Jessica hocha la tête doucement, semblant ne pas y croire ou peut-être encore sous le choc de la longue tirade de la Gardienne.

- Bon, s'impatienta Yuzu, peut-on y aller maintenant ?

Et elle tourna les talons, pressée de quitter l'endroit. Les gens dans la discothèque commençaient déjà à reprendre le cours normal de l'existence. Personne ne semblait avoir remarqué quoi que ce soit. À l'extérieur, tout était calme et le videur se tenait à bonne distance des deux femmes, leur jetant des regards méfiants. Jessica finit par rejoindre Yuzu au bord du quai. Encore plongée dans un état second, elle observa un moment les énormes nuages noirs qui se dispersaient dans le ciel au rythme des inspirations que prenait la Gardienne des Savoirs.
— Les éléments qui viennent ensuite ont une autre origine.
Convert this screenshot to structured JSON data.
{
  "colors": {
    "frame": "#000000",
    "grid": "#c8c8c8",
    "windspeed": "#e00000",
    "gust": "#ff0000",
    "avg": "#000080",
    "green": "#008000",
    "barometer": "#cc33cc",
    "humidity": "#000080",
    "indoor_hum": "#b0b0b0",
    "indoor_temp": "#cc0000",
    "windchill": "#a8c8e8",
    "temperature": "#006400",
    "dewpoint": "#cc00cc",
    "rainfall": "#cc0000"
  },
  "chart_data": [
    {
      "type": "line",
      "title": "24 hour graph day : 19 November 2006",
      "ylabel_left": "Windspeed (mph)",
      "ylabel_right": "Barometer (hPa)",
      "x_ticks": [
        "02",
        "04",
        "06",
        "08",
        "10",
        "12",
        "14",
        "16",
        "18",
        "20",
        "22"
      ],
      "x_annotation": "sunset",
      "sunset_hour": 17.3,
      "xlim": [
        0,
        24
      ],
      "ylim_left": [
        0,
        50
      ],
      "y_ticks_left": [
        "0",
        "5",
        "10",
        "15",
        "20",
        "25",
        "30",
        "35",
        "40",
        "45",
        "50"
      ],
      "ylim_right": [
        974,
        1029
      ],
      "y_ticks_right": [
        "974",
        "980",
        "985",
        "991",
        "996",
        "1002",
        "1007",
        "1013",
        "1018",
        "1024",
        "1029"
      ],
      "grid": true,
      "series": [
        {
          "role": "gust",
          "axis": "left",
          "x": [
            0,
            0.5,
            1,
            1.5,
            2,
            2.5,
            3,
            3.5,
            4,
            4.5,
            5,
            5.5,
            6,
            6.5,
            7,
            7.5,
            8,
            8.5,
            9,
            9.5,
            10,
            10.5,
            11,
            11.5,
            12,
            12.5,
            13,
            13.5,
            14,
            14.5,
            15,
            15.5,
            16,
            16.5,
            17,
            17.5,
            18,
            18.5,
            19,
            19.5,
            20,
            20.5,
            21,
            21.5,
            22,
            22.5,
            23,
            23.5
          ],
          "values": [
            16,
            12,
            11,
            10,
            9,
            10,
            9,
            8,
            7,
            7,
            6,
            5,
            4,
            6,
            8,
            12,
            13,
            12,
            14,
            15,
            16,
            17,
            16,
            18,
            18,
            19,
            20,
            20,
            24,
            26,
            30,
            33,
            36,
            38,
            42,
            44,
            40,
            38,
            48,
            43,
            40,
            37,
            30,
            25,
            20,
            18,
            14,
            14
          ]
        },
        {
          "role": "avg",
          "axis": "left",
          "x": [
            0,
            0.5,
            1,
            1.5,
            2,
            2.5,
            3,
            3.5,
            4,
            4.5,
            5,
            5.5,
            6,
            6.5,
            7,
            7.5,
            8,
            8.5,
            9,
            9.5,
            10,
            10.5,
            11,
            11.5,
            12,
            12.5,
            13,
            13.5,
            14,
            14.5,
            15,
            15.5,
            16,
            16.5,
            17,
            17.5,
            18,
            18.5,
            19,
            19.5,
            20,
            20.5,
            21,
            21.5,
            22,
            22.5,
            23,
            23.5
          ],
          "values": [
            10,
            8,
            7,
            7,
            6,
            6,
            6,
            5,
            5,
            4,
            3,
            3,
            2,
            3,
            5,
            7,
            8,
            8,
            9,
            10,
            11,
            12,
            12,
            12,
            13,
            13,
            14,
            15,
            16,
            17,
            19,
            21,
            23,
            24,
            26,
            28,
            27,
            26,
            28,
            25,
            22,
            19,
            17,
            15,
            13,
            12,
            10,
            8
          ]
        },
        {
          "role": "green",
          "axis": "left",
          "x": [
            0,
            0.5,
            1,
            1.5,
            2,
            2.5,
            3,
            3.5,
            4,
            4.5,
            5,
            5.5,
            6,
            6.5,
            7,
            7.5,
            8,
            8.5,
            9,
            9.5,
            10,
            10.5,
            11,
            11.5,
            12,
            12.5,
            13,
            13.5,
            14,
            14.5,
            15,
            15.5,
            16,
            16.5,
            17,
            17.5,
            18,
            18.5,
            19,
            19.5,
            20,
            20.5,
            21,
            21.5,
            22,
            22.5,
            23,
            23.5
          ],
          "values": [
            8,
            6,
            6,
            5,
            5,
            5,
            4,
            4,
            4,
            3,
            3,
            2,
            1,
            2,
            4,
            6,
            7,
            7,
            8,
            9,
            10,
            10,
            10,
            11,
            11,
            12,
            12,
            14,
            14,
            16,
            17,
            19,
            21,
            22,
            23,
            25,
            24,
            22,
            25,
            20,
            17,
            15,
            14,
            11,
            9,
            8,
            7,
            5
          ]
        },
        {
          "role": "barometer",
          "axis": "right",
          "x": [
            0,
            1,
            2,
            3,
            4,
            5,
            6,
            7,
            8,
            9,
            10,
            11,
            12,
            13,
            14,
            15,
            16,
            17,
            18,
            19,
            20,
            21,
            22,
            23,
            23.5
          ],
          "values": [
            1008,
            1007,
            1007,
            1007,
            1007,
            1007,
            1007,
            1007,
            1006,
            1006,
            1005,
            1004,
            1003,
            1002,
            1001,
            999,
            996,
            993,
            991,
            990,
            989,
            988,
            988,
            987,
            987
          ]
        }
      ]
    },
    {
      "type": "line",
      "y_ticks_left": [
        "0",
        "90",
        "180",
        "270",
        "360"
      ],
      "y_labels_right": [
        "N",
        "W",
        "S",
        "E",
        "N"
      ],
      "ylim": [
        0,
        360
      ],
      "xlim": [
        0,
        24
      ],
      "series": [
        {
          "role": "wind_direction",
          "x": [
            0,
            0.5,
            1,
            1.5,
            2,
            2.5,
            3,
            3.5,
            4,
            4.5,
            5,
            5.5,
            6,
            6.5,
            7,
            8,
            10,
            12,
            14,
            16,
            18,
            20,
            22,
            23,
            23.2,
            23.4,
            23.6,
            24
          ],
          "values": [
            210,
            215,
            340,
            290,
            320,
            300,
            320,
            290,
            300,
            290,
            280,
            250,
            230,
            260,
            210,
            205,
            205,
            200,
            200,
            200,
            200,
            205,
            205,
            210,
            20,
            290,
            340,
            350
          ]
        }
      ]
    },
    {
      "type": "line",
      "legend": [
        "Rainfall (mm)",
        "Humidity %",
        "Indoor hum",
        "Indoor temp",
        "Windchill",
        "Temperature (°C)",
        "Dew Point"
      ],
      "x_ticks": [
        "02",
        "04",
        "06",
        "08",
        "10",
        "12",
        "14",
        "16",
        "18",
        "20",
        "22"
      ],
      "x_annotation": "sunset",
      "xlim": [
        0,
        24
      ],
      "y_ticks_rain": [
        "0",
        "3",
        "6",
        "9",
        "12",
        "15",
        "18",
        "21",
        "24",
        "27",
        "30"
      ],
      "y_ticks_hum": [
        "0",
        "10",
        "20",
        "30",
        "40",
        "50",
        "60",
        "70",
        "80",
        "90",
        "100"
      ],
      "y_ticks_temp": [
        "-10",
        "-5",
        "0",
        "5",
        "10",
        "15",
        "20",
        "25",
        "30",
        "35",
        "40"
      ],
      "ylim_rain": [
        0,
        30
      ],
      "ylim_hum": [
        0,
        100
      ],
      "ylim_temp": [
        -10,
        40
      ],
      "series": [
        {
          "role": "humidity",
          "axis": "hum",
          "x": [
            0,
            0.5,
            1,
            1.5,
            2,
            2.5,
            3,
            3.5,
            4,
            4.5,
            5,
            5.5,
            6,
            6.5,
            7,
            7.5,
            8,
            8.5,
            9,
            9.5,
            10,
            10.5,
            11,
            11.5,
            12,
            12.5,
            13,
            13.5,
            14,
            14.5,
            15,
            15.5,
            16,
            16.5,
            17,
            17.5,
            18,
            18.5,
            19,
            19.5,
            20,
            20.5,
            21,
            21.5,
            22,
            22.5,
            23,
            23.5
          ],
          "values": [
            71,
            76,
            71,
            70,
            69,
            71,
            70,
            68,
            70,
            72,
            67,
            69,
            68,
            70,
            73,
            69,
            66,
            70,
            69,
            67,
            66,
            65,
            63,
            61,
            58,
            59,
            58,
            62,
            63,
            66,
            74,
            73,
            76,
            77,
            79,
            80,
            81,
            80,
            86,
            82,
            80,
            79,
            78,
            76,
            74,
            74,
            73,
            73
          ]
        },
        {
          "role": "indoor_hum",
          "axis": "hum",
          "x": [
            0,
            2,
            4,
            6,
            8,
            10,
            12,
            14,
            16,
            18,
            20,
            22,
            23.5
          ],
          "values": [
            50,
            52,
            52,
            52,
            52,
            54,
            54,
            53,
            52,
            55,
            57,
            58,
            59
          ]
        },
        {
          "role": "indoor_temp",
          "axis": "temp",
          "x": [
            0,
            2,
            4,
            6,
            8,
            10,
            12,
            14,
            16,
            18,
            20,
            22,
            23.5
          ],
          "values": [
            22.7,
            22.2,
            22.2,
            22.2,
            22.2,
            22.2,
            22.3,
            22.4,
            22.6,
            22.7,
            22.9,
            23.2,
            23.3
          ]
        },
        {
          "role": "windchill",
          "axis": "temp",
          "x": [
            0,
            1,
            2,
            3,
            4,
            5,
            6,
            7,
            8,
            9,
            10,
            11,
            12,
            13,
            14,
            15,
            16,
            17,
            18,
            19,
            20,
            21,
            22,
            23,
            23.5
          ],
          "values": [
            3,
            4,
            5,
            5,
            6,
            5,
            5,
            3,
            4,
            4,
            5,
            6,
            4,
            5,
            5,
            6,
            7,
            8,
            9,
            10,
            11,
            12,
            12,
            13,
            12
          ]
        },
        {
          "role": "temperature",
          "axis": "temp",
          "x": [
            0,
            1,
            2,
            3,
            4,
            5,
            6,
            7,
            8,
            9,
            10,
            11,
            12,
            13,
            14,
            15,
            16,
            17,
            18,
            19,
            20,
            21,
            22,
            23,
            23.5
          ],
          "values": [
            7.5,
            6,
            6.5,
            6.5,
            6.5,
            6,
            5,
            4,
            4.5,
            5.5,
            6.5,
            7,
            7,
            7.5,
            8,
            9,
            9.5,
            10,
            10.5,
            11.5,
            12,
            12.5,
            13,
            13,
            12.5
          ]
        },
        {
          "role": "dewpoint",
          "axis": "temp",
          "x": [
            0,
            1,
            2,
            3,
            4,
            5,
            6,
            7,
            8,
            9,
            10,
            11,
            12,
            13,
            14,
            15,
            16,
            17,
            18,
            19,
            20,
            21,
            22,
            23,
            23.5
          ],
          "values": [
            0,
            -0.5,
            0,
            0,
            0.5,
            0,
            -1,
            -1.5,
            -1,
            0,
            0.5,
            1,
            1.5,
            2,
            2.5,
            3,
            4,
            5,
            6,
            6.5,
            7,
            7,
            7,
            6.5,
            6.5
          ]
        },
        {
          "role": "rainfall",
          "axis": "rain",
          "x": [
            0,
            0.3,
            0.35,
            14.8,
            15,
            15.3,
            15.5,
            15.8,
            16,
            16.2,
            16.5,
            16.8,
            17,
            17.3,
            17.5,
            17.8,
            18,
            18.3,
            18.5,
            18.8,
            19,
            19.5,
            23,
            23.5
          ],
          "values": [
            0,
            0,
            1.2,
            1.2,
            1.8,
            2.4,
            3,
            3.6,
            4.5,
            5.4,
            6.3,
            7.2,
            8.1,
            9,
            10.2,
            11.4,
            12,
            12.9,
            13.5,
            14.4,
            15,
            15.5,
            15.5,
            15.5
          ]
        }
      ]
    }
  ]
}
Elle rigola nerveusement :

- C'est un peu magique non ? lui dit-elle, fascinée.

Yuzu tourna par la tête vers elle et secoua ses cheveux légèrement, l'air désabusé et un brin amusé. Puis, avec un petit sourire, elle claqua des doigts et referma soigneusement la petite bouteille dans laquelle elle avait de nouveau rétréci et enfermé la jeune parrii pour la ramener tranquillement à la maison.